American Assassin

Ealasaid/ September 20, 2017/ Movie Reviews and Features

 

Directed by: Michael Cuesta
Starring: Dylan O’Brien, Charlotte Vega, Michael Keaton, Sanaa Lathan
Rated: R (strong violence throughout, some torture, language and brief nudity)

There’s something uniquely disappointing about a movie that checks off all the tick-boxes for a decent action-thriller-type film but just doesn’t pull it all together. “American Assassin” is a film in this category. Worse, it doesn’t have enough self-awareness to make it campy and fun. This movie and its characters takes the whole thing very, very seriously. The sole exception is Michael Keaton, but he’s not enough to save this movie.

Our protagonist, Mitch (Dylan O’Brien), loses his girlfriend in a terrorist attack and becomes obsessed with infiltrating and executing terrorist cells. The CIA saves him during a mission, then recruits him into a small program where people like him get trained to do that kind of thing professionally. The program is run by Stan Hurley (Keaton), who has seen Mitch’s type before and is skeptical that he’ll make a good field agent. The rest of the plot focuses on a mysterious group trying to get hold of the ingredients to make a nuclear bomb and our protagonists’ attempts to stop it.

The characters are all straight out of the action movie catalog, cardboard cutouts with no depth or complexity. Our hero doesn’t manage to be likeable, let alone someone we can really cheer for.
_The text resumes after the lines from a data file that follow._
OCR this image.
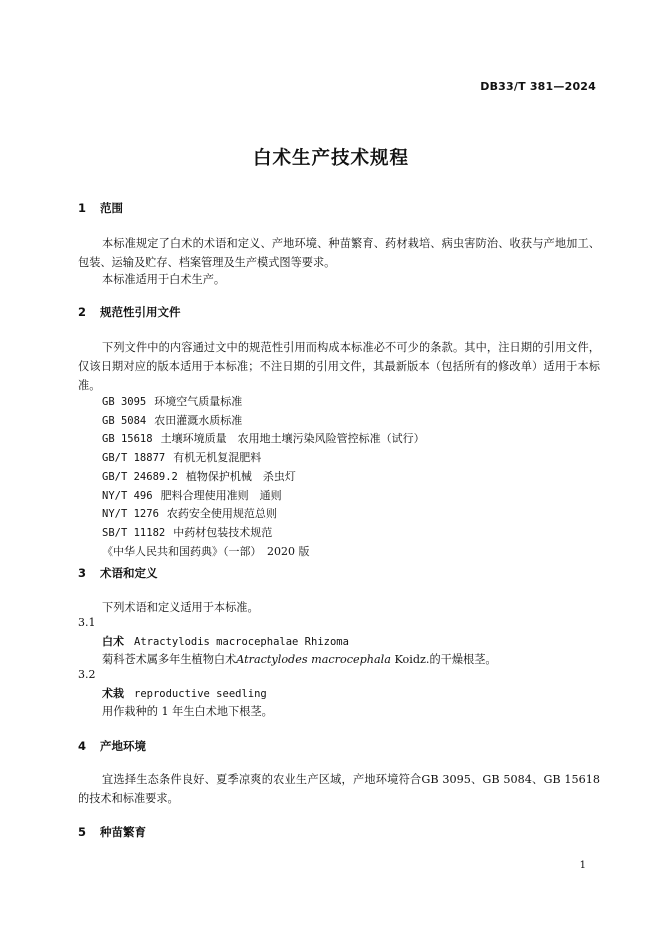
DB33/T 381—2024
白术生产技术规程
1 范围

本标准规定了白术的术语和定义、产地环境、种苗繁育、药材栽培、病虫害防治、收获与产地加工、包装、运输及贮存、档案管理及生产模式图等要求。

本标准适用于白术生产。

2 规范性引用文件

下列文件中的内容通过文中的规范性引用而构成本标准必不可少的条款。其中，注日期的引用文件，仅该日期对应的版本适用于本标准；不注日期的引用文件，其最新版本（包括所有的修改单）适用于本标准。

GB 3095 环境空气质量标准
GB 5084 农田灌溉水质标准
GB 15618 土壤环境质量　农用地土壤污染风险管控标准（试行）
GB/T 18877 有机无机复混肥料
GB/T 24689.2 植物保护机械　杀虫灯
NY/T 496 肥料合理使用准则　通则
NY/T 1276 农药安全使用规范总则
SB/T 11182 中药材包装技术规范
《中华人民共和国药典》（一部）　2020 版
3 术语和定义
下列术语和定义适用于本标准。
3.1
白术 Atractylodis macrocephalae Rhizoma
菊科苍术属多年生植物白术Atractylodes macrocephala Koidz.的干燥根茎。
3.2
术栽 reproductive seedling
用作栽种的 1 年生白术地下根茎。
4 产地环境

宜选择生态条件良好、夏季凉爽的农业生产区域，产地环境符合GB 3095、GB 5084、GB 15618的技术和标准要求。

5 种苗繁育
1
The movie can’t even decide if he’s good at what he’s doing or not. His training apparently consists entirely of him getting defeated and berated by Stan, who declares him unreliable and untrustworthy, and then takes him out into the field anyway. Stan is painted by the film as someone who is good at what he does and knows what he’s doing, but he utterly fails to change Mitch in any way, condemns Mitch’s actions, and then seems okay with Mitch’s complete failure to respect his training or his orders.

A good villain can help make a movie with otherwise uninteresting characters enjoyable, but “American Assassin” doesn’t even get that right. The real villain doesn’t show up until about two-thirds of the way through the film, and while his scenes involve ranting and torturing one of our main characters, he fails to make an impression. It probably doesn’t help that both he and Dylan O’Brien are cut from exactly the same action movie mold, to the point that they are almost indistinguishable from a distance.
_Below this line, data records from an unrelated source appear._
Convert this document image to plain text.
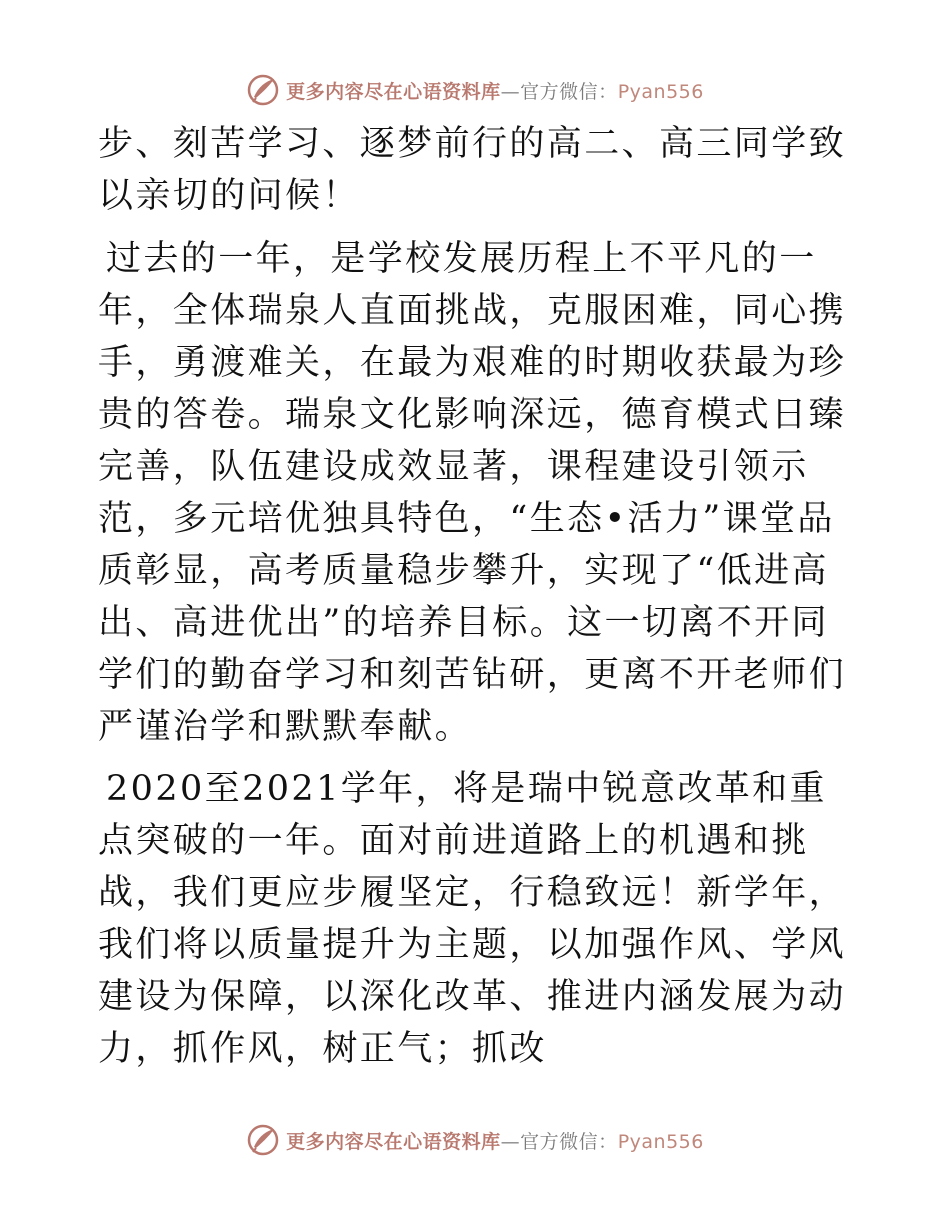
更多内容尽在心语资料库—官方微信：Pyan556

步、刻苦学习、逐梦前行的高二、高三同学致以亲切的问候！

过去的一年，是学校发展历程上不平凡的一年，全体瑞泉人直面挑战，克服困难，同心携手，勇渡难关，在最为艰难的时期收获最为珍贵的答卷。瑞泉文化影响深远，德育模式日臻完善，队伍建设成效显著，课程建设引领示范，多元培优独具特色，“生态•活力”课堂品质彰显，高考质量稳步攀升，实现了“低进高出、高进优出”的培养目标。这一切离不开同学们的勤奋学习和刻苦钻研，更离不开老师们严谨治学和默默奉献。

2020至2021学年，将是瑞中锐意改革和重点突破的一年。面对前进道路上的机遇和挑战，我们更应步履坚定，行稳致远！新学年，我们将以质量提升为主题，以加强作风、学风建设为保障，以深化改革、推进内涵发展为动力，抓作风，树正气；抓改

更多内容尽在心语资料库—官方微信：Pyan556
The special effects are very uneven. A lot of thought and effort went into the torture scene and a sequence of car-related mayhem, but there’s also a wide shot involving a helicopter that is so obviously fake as to make the audience literally laugh out loud.
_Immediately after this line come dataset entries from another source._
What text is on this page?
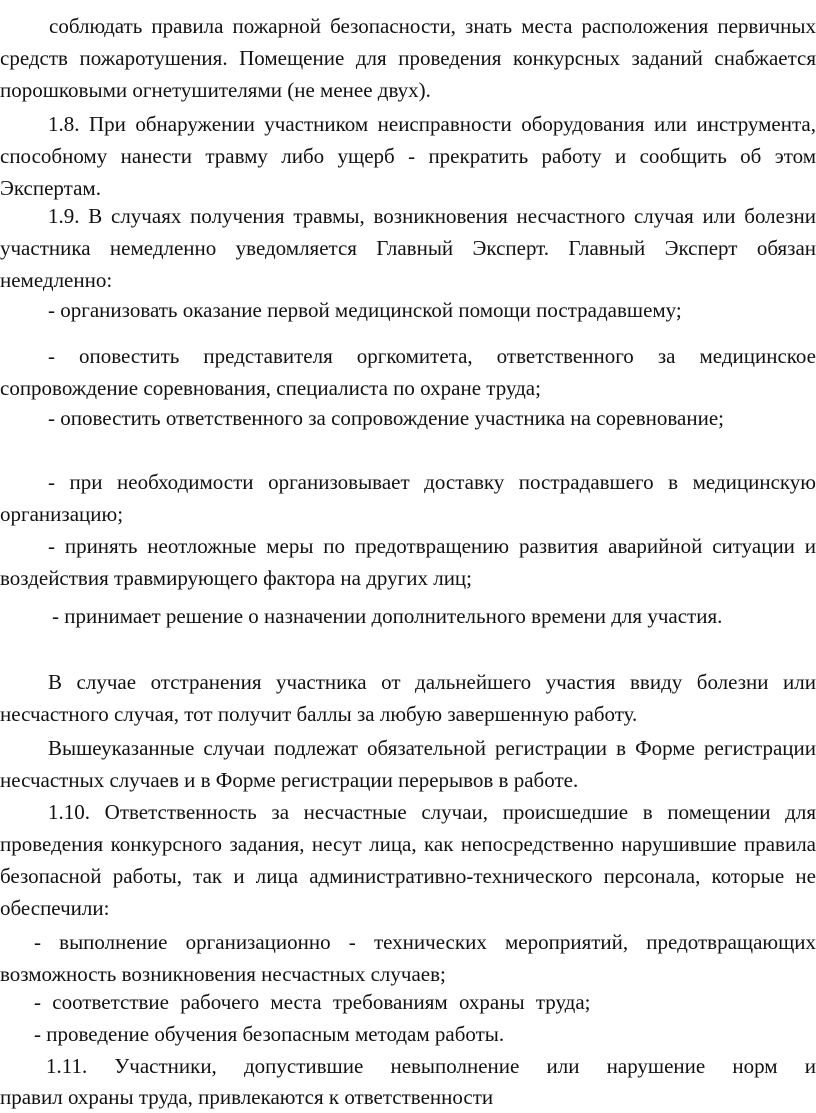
соблюдать правила пожарной безопасности, знать места расположения первичных средств пожаротушения. Помещение для проведения конкурсных заданий снабжается порошковыми огнетушителями (не менее двух).

1.8. При обнаружении участником неисправности оборудования или инструмента, способному нанести травму либо ущерб - прекратить работу и сообщить об этом Экспертам.

1.9. В случаях получения травмы, возникновения несчастного случая или болезни участника немедленно уведомляется Главный Эксперт. Главный Эксперт обязан немедленно:

- организовать оказание первой медицинской помощи пострадавшему;

- оповестить представителя оргкомитета, ответственного за медицинское сопровождение соревнования, специалиста по охране труда;

- оповестить ответственного за сопровождение участника на соревнование;

- при необходимости организовывает доставку пострадавшего в медицинскую организацию;

- принять неотложные меры по предотвращению развития аварийной ситуации и воздействия травмирующего фактора на других лиц;

- принимает решение о назначении дополнительного времени для участия.

В случае отстранения участника от дальнейшего участия ввиду болезни или несчастного случая, тот получит баллы за любую завершенную работу.

Вышеуказанные случаи подлежат обязательной регистрации в Форме регистрации несчастных случаев и в Форме регистрации перерывов в работе.

1.10. Ответственность за несчастные случаи, происшедшие в помещении для проведения конкурсного задания, несут лица, как непосредственно нарушившие правила безопасной работы, так и лица административно-технического персонала, которые не обеспечили:

- выполнение организационно - технических мероприятий, предотвращающих возможность возникновения несчастных случаев;

- соответствие рабочего места требованиям охраны труда;

- проведение обучения безопасным методам работы.

1.11. Участники, допустившие невыполнение или нарушение норм и

правил охраны труда, привлекаются к ответственности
“American Assassin” feels like someone broke down a bunch of action thriller movies into scene summaries, then grabbed a bunch at random and strung them together into a film without changing much other than the character names. Plot point events are mentioned but then never happen or are never referred to again. Character development scenes show up, but the characters don’t actually change.

If you really, really want to see a new iteration of Michael Keaton doing his thing (including chewing scenery and co-stars as only he can), “American Assassin” might be worth seeing. Otherwise, you’re better off seeing one of the films “American Assassin” wants to be.